- Coordinates: 40°24′05″N 26°45′11″E﻿ / ﻿40.4015°N 26.7530°E
- Country: Turkey
- Province: Çanakkale
- District: Lapseki

Population
- • Total: 0

= Zincirbozan =

Zincirbozan is a location in Çanakkale Province, Turkey, notable because of its fame as the compulsory residence of politicians in 1983.

Zincirbozan is situated in Çardak belde of Lapseki ilçe (district) facing the Sea of Marmara. Formerly there was a military establishment in Zincirbozan.
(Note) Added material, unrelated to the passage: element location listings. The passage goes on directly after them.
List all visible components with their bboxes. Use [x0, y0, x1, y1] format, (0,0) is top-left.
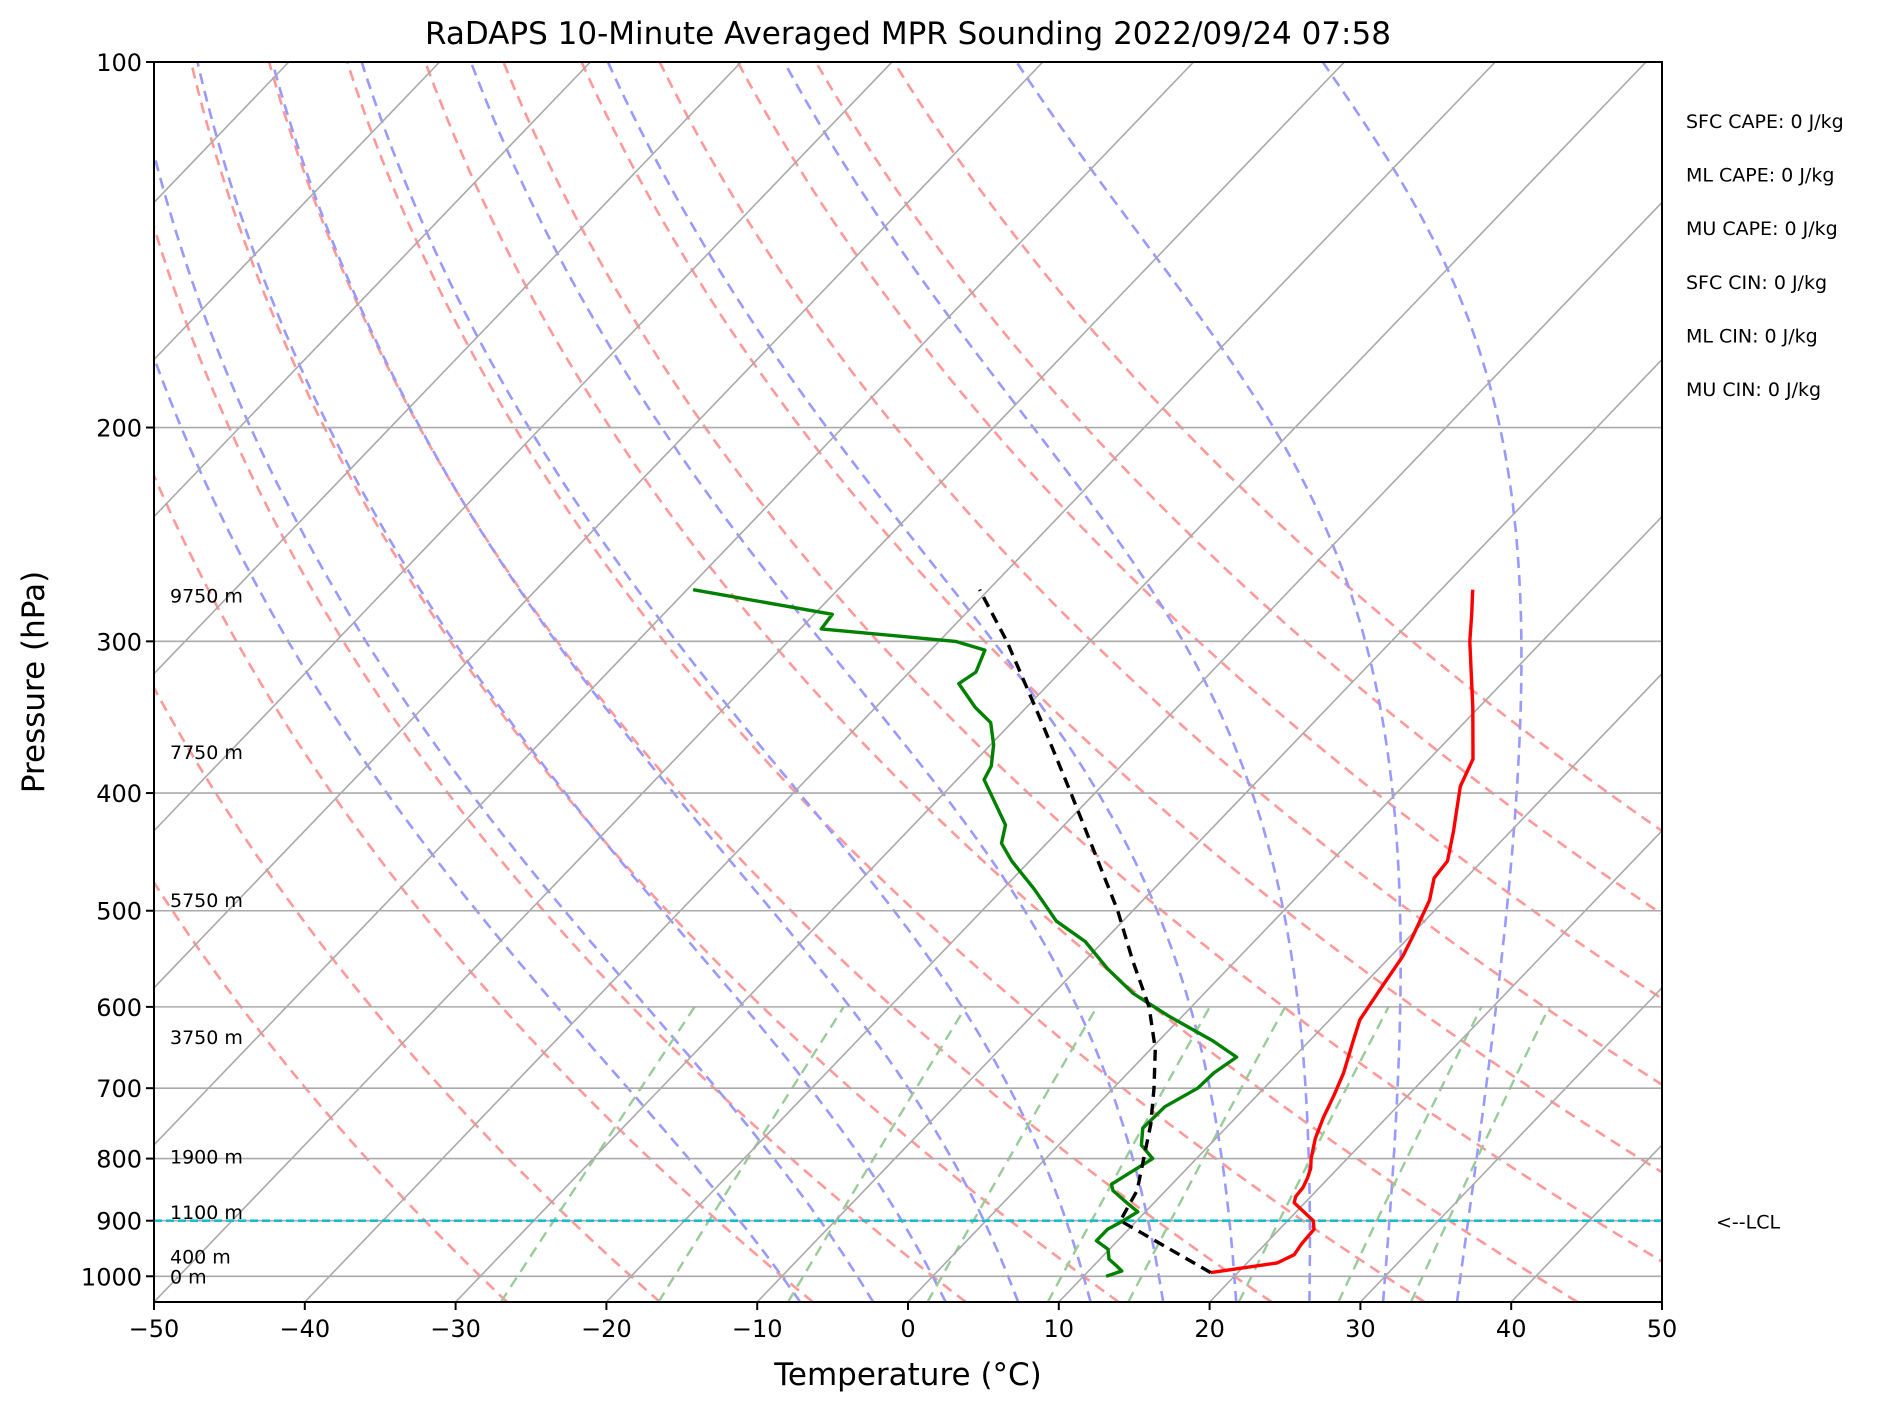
x-tick-label: −30	[430, 1315, 481, 1343]
mixing-ratio-line	[1409, 1006, 1551, 1302]
moist-adiabat-line	[1015, 62, 1402, 1302]
x-tick-label: 20	[1194, 1315, 1225, 1343]
height-label: 400 m	[170, 1246, 231, 1268]
dry-adiabat-line	[814, 62, 1662, 916]
dry-adiabat-line	[658, 62, 1662, 1087]
parcel-profile-trace	[978, 588, 1212, 1275]
grid-lines	[154, 61, 1662, 1278]
isotherm-line	[154, 62, 441, 361]
mixing-ratio-line	[1337, 1006, 1483, 1302]
moist-adiabat-line	[154, 353, 802, 1302]
annotations: 9750 m 7750 m 5750 m 3750 m 1900 m 1100 m 400 …	[170, 585, 1780, 1288]
y-tick-label: 100	[96, 49, 142, 77]
background-lines	[154, 62, 1882, 1302]
dry-adiabat-line	[267, 62, 1273, 1302]
x-tick-label: −20	[581, 1315, 632, 1343]
stat-line: MU CAPE: 0 J/kg	[1686, 218, 1838, 240]
height-label: 7750 m	[170, 742, 243, 764]
y-tick-label: 800	[96, 1146, 142, 1174]
mixing-ratio-line	[1237, 1006, 1390, 1302]
isotherm-line	[1510, 1143, 1662, 1302]
isotherm-line	[154, 62, 1345, 1302]
height-label: 1100 m	[170, 1202, 243, 1224]
isotherm-line	[154, 62, 1195, 1147]
isotherm-line	[605, 201, 1662, 1302]
lcl-label: <--LCL	[1716, 1212, 1780, 1234]
mixing-ratio-line	[786, 1006, 967, 1302]
x-tick-label: 40	[1496, 1315, 1527, 1343]
moist-adiabat-line	[606, 62, 1238, 1302]
mixing-ratio-line	[926, 1006, 1098, 1302]
isotherm-line	[304, 62, 1496, 1302]
x-tick-label: −50	[129, 1315, 180, 1343]
moist-adiabat-line	[1321, 62, 1523, 1302]
isotherm-line	[455, 62, 1647, 1302]
isotherm-line	[154, 62, 1044, 989]
dewpoint-trace	[692, 588, 1239, 1278]
x-axis-ticks: −50 −40 −30 −20 −10 0 10 20 30 40 50	[129, 1302, 1678, 1343]
x-axis-label: Temperature (°C)	[773, 1357, 1042, 1393]
moist-adiabat-line	[271, 62, 1020, 1302]
dry-adiabat-line	[580, 62, 1662, 1174]
dry-adiabat-line	[892, 62, 1662, 833]
sounding-traces	[692, 588, 1475, 1278]
y-tick-label: 900	[96, 1208, 142, 1236]
height-label: 9750 m	[170, 585, 243, 607]
dry-adiabat-line	[189, 62, 1120, 1302]
isotherm-line	[1058, 672, 1662, 1302]
dry-adiabat-line	[345, 62, 1426, 1302]
y-tick-label: 700	[96, 1075, 142, 1103]
mixing-ratio-line	[499, 1006, 696, 1302]
moist-adiabat-line	[196, 62, 947, 1302]
x-tick-label: 0	[900, 1315, 915, 1343]
stat-line: SFC CAPE: 0 J/kg	[1686, 111, 1844, 133]
isotherm-line	[756, 358, 1662, 1302]
isotherm-line	[1813, 62, 1882, 1302]
y-tick-label: 1000	[81, 1263, 142, 1291]
height-label: 0 m	[170, 1266, 207, 1288]
isotherm-line	[907, 515, 1662, 1302]
stat-line: MU CIN: 0 J/kg	[1686, 379, 1821, 401]
mixing-ratio-line	[1046, 1006, 1211, 1302]
dry-adiabat-line	[736, 62, 1662, 1001]
stats-panel: SFC CAPE: 0 J/kg ML CAPE: 0 J/kg MU CAPE: …	[1686, 111, 1844, 401]
isotherm-line	[1209, 829, 1662, 1302]
x-tick-label: −40	[279, 1315, 330, 1343]
isotherm-line	[154, 62, 742, 675]
x-tick-label: 10	[1044, 1315, 1075, 1343]
mixing-ratio-line	[657, 1006, 845, 1302]
stat-line: ML CAPE: 0 J/kg	[1686, 165, 1834, 187]
temperature-trace	[1210, 589, 1475, 1275]
dry-adiabat-line	[154, 685, 661, 1302]
x-tick-label: 50	[1647, 1315, 1678, 1343]
moist-adiabat-line	[469, 62, 1165, 1302]
y-axis-ticks: 100 200 300 400 500 600 700 800 900 1000	[81, 49, 154, 1291]
isotherm-line	[1359, 986, 1662, 1302]
dry-adiabat-line	[502, 62, 1662, 1263]
x-tick-label: 30	[1345, 1315, 1376, 1343]
moist-adiabat-line	[154, 149, 875, 1302]
y-tick-label: 600	[96, 994, 142, 1022]
moist-adiabat-line	[782, 62, 1312, 1302]
dry-adiabat-line	[154, 472, 814, 1302]
moist-adiabat-line	[360, 62, 1092, 1302]
isotherm-line	[154, 62, 893, 832]
y-tick-label: 200	[96, 415, 142, 443]
y-tick-label: 500	[96, 898, 142, 926]
y-tick-label: 400	[96, 780, 142, 808]
isotherm-line	[154, 62, 591, 518]
mixing-ratio-line	[1127, 1006, 1287, 1302]
dry-adiabat-line	[154, 222, 967, 1302]
isotherm-line	[1661, 1300, 1662, 1302]
height-label: 3750 m	[170, 1027, 243, 1049]
y-tick-label: 300	[96, 628, 142, 656]
stat-line: ML CIN: 0 J/kg	[1686, 325, 1818, 347]
height-label: 5750 m	[170, 890, 243, 912]
chart-title: RaDAPS 10-Minute Averaged MPR Sounding 2…	[425, 16, 1391, 52]
x-tick-label: −10	[732, 1315, 783, 1343]
y-axis-label: Pressure (hPa)	[16, 571, 52, 793]
stat-line: SFC CIN: 0 J/kg	[1686, 272, 1827, 294]
height-label: 1900 m	[170, 1147, 243, 1169]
Following the 1980 Turkish coup, the military rule decided to allow the formation of new parties with severe restrictions. However, former senior politicians were not permitted to participate in the new parties. A party which was founded by the former senior politicians, i.e., Great Turkey Party was closed and any politician who was thought to disobey this rule was taken under custody in Zincirbozan. Some of this politicians were former Justice Party (AP) and some were former Republican People's Party (CHP) members.

AP members were; Suleyman Demirel (former prime minister), İhsan Sabri Çağlayangil (former speaker of the upper house), Hüsamettin Cindoruk, Nahit Menteşe, Ali Naili Erdem, Ekrem Ceyhun, Saadettin Bilgiç, Yiğit Köker, and Mehmet Gölhan

CHP Members were Sırrı Atalay (former speaker of the parliament), Deniz Baykal, Süleyman Genç, Metin Tüzün, Celal Doğan, Ferhat Altıntaş, and Yüksel Çakmur. Their compulsory residence, continued between 1 June 1983 – 30 September 1983

==Aftermath==
In later years some of these names continued in politics. For example, Süleyman Demirel became the chairman of True Path Party (1987) and prime minister . Later he was elected as the President of Turkey (1993). Deniz Baykal became the chairman of CHP (1992) and vice prime minister (1995), Hüsamettin Cindoruk became the chairman of True Path Party (1985) and the speaker of the parliament (1992).

==Film==
In 2007 a film named Zincirbozan was released. Its screenplay was by Avni Özgürel and was directed by Atıl İnaç. The actors were by Bülent Emin Yarar, Suavi Eren and Haldun Boysan.